Because of hardware constraints, the physical time pulses generated by the receiver often have a resolution which is coarser than then ideal accuracy achievable by a receiver, so the PPS accuracy is ultimately limited by this time resolution.  mosaic-G5 T features a PPS resolution of just 1.4ns, ensuring that the full timing accuracy is available at the PPS output. In the image below a competition receiver (pink) with a coarse hardware resolution is showing jitter on its PPS output, which means a reduced pulse accuracy for the end user. The mosaic-G5 T module (blue) has a finer hardware resolution resulting a higher PPS precision. 

Over the years Septentrio’s GNSS timing module technology has proven to be a benchmark in precision and resilience, delivering secure, interference-resistant synchronization that keeps critical infrastructure worldwide operating reliably and in perfect time.

Find out more about Septentrio’s solutions for timing and synchronization

Reference
1.    https://metro.co.uk/2012/02/21/gps-jammers-could-make-criminals-millions-on-the-stock-market-327410 
 

FAQ

Septentrio receivers track all visible satellites from all available GNSS constellations (GPS, Galileo, BeiDou, GLONASS, etc.), leveraging the atomic clocks onboard those satellites; by combining signals from multiple constellations and using multi-frequency measurements, the receiver outputs reliable timing with sub-nanosecond accuracy — without the high cost of physically deploying atomic clocks. 

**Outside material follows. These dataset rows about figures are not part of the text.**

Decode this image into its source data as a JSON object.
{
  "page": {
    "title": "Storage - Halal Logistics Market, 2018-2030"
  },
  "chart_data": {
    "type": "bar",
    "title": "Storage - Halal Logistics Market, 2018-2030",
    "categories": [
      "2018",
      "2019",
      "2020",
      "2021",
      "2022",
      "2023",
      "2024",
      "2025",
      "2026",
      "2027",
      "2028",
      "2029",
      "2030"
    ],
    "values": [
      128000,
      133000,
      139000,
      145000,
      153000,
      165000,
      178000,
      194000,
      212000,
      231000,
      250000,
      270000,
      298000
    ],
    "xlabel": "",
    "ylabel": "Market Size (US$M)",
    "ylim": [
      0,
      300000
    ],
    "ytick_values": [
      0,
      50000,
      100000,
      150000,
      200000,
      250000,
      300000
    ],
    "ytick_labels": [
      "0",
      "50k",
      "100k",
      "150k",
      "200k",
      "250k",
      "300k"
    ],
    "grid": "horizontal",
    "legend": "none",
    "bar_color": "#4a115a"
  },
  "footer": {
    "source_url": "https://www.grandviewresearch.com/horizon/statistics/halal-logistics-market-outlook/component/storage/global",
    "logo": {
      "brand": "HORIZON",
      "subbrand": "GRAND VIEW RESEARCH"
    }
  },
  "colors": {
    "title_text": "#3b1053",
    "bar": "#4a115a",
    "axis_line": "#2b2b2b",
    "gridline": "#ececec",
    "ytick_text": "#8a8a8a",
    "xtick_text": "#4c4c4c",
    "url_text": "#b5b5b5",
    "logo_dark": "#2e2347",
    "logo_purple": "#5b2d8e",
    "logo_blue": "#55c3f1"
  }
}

Septentrio’s timing modules (e.g. mosaic-T and mosaic-G5 T) incorporate its proprietary AIM+ technology — providing real-time anti-jamming and anti-spoofing protection via advanced interference detection and mitigation. This ensures secure, continuous timing even in RF-challenged or hostile environments (e.g. near broadcast equipment, radio antennas, or in presence of malicious interference). 

For time transfer and metrology, Septentrio offers the PolaRx5TR, optimized for high-quality code and carrier-phase measurements, PPS-IN internal delay auto-calibration, and CGGTTS V2E compliance — making it suitable for lab-grade synchronization, time servers, and reference-time networks. 

For size, weight and power constrained designs, Septentrio’s ultra-compact mosaic-G5 T module is ideal — combining nanosecond precision, multi-constellation multi-frequency tracking, and AIM+ anti-jamming/anti-spoofing protection in a very small package, making it a strong choice for large-scale time-synchronization deployments.

Septentrio timing receivers use multi-frequency, multi-constellation measurements combined with advanced internal filtering and error-compensation algorithms to deliver a highly stable, low-jitter PPS signal. By correcting atmospheric and satellite-related timing errors in real time, the receiver maintains nanosecond-level precision, ensuring reliable synchronization for telecom, data-center, financial, and other timing-critical systems.